In the background, the fans are singing The Rose of Tralee.
I waited eight years for this, and here I am thinking of running taps and cascading waterfalls beside a man who’s obsessed with the blackguarding of his grandfather way back in 1931.
My tormentor is in full flow. I take my chance and bolt for freedom. I slalom through the fans like Michael Collins on the run, but by then the badly wronged man has surely given me the Covid.
I wasn’t sick, but I was addled. Found it hard to concentrate.
The worst part is there were no hugs from the grandkids. I love giving them kisses. Being a granddad is the best job ever.
I tried to find myself during the week off. It was easy. For once I was in the one place.
Time went slow and I slept a lot for the first couple of days. The vaccines seemed to have worked and I’m fine now.
It wasn’t exactly a Nelson Mandela moment, but the first day of freedom was as happy as could be. I wrote down all the good things in life while I was in isolation.
On that first day out, a box was ticked. I sat on a bench by the Feale, looking at ducks, and they were having a great old quack, even though the day was sunny.
I remembered Dad lifting me up in that very spot when he was lying flat on his back. I was laughing and loving every second. I’m not sure what age I was, but it was a long time ago and I was a very small boy.
From the river, I took myself up through the woods to my grandfather Bill’s grave. He died 59 years ago on the very day I was set free. I asked granddad to keep an eye out for his great, great, grandchildren and the latest Billy, who’s a fortnight old.
There are a good few of the family buried in that little plot. I really believe the ancestors look out for us.
Eamon Dunphy wrote that George Best was constantly in search of the buzz, and I’m a bit of a bee-seeker. There was nowhere to go when I was in the room. I had to make my own fun. The self-help books advised we should enjoy our own company. I tried to be as nice to myself as I am to others.

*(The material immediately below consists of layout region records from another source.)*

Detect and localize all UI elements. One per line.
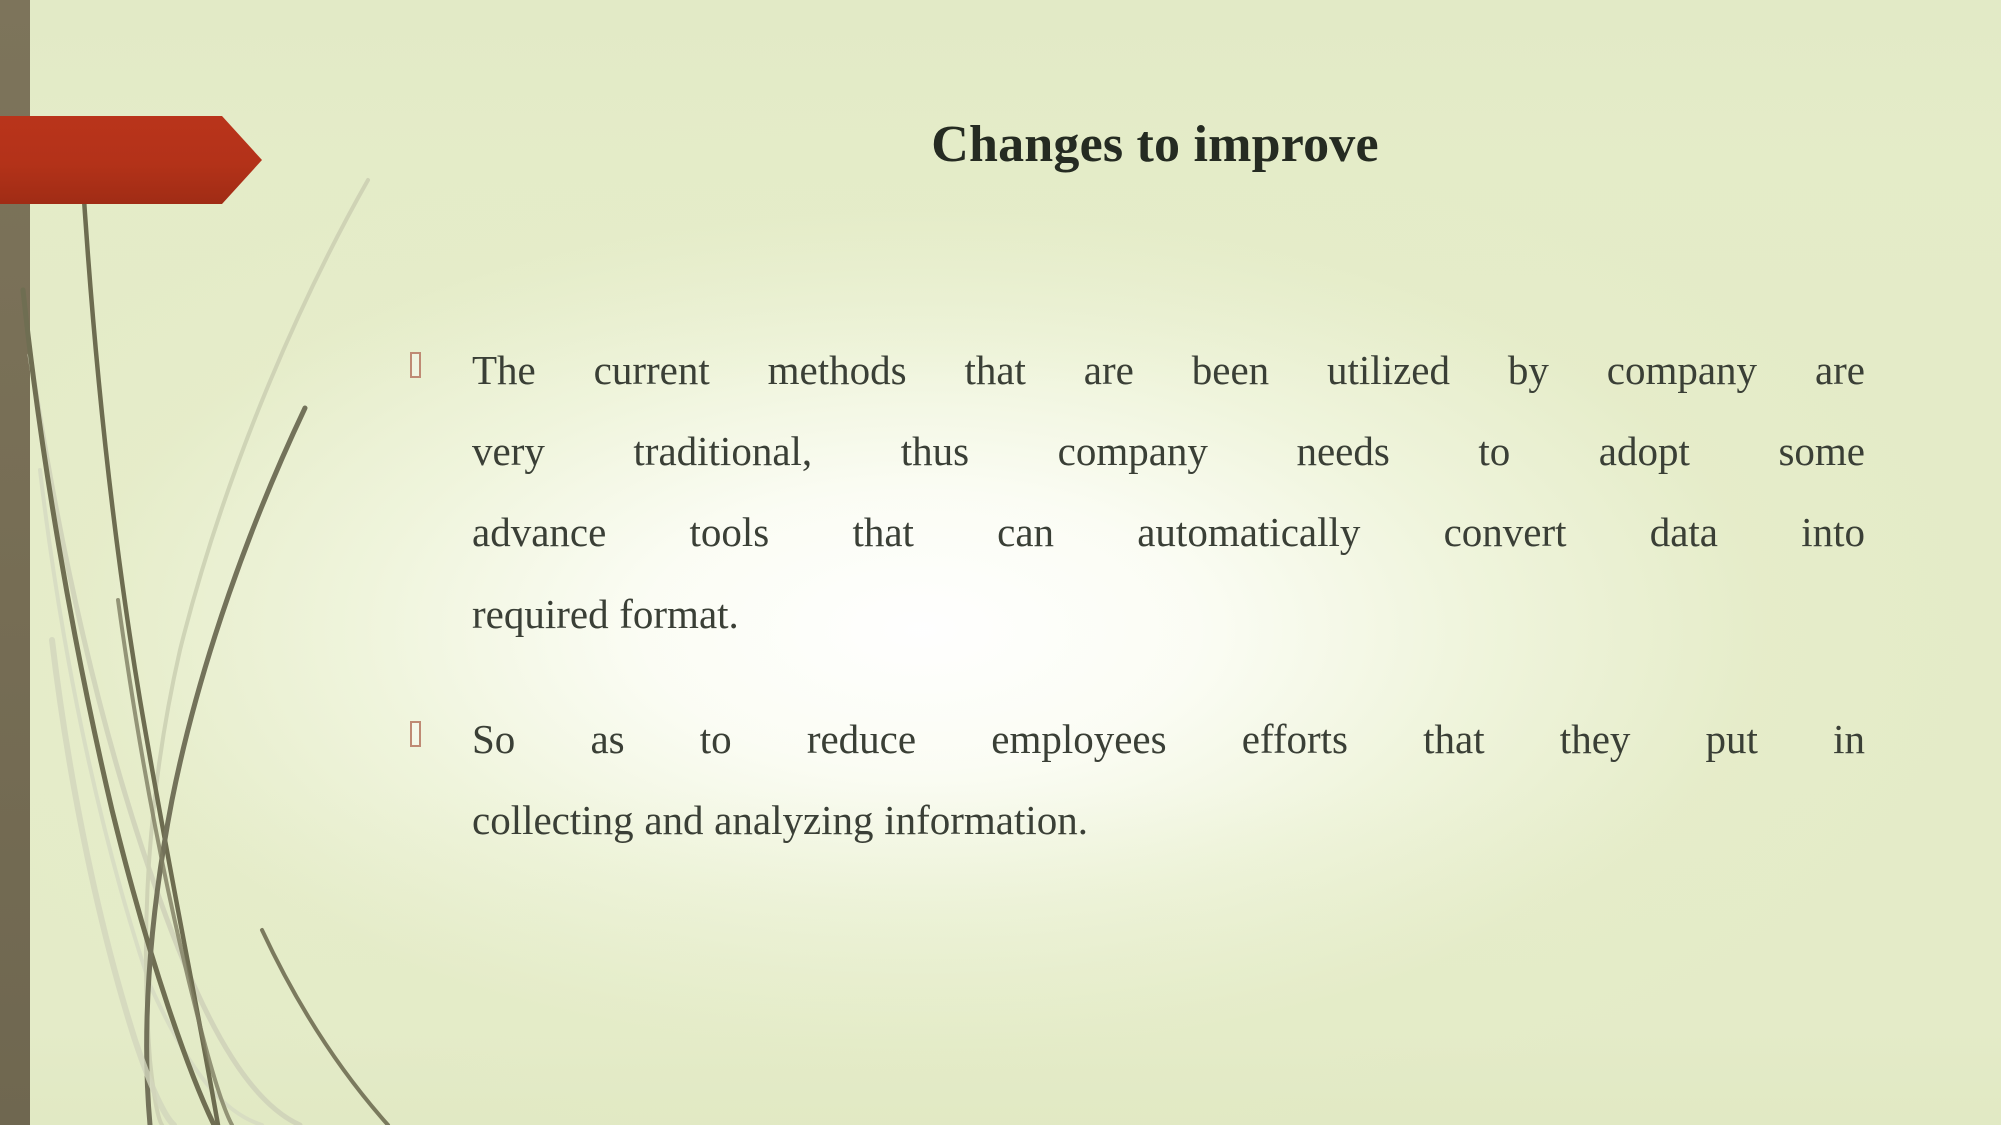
bullet-item: So as to reduce employees efforts that t… bbox=[410, 699, 1865, 861]
slide-body: The current methods that are been utiliz… bbox=[410, 330, 1865, 861]
slide-title: Changes to improve bbox=[931, 116, 1379, 173]
bullet-paragraph: So as to reduce employees efforts that t… bbox=[472, 699, 1865, 861]
bullet-line: So as to reduce employees efforts that t… bbox=[472, 715, 1865, 762]
tofu-box-bullet-icon bbox=[410, 352, 428, 383]
tofu-box-bullet-icon bbox=[410, 720, 428, 752]
bullet-item: The current methods that are been utiliz… bbox=[410, 330, 1865, 655]
bullet-paragraph: The current methods that are been utiliz… bbox=[472, 330, 1865, 655]
red-arrow-banner bbox=[0, 116, 262, 204]
bullet-line: required format. bbox=[472, 590, 739, 637]
bullet-line: very traditional, thus company needs to … bbox=[472, 428, 1865, 475]
bullet-line: advance tools that can automatically con… bbox=[472, 509, 1865, 556]
bullet-line: collecting and analyzing information. bbox=[472, 796, 1089, 843]
bullet-line: The current methods that are been utiliz… bbox=[472, 347, 1865, 393]
presentation-slide: Changes to improve The current methods t… bbox=[0, 0, 2001, 1125]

It’s a huge part of the psyche of Irish men of a certain age to avoid self- praise. The flawed logic is if we praise our selves, the condition known as the dreaded swelled head will visit us.
The old saying that self praise is no praise is all wrong. The things we say about self-confident people go along the lines of: “If he was an ice-cream, he would give himself a lick.”
I gave myself a pat on the back, which is much more beneficial than a self-administered kick up the arse.
I’m refreshed and lucky I’m not sick. I’d like to advise that we should get on with our lives as Covid will be here for a while yet, but this is for each of you to decide in light of your own circumstances.
We have to live life, and there’s no time off in lieu of lost days.
I reread my long list of all that’s good every day and add on. There are so many pathways to a content place, if we know where to look and stay put when we get there.
Maybe the space invader in Croke Park whose grandfather was badly wronged in 1931 by the neighbours who shot no one did me a big favour.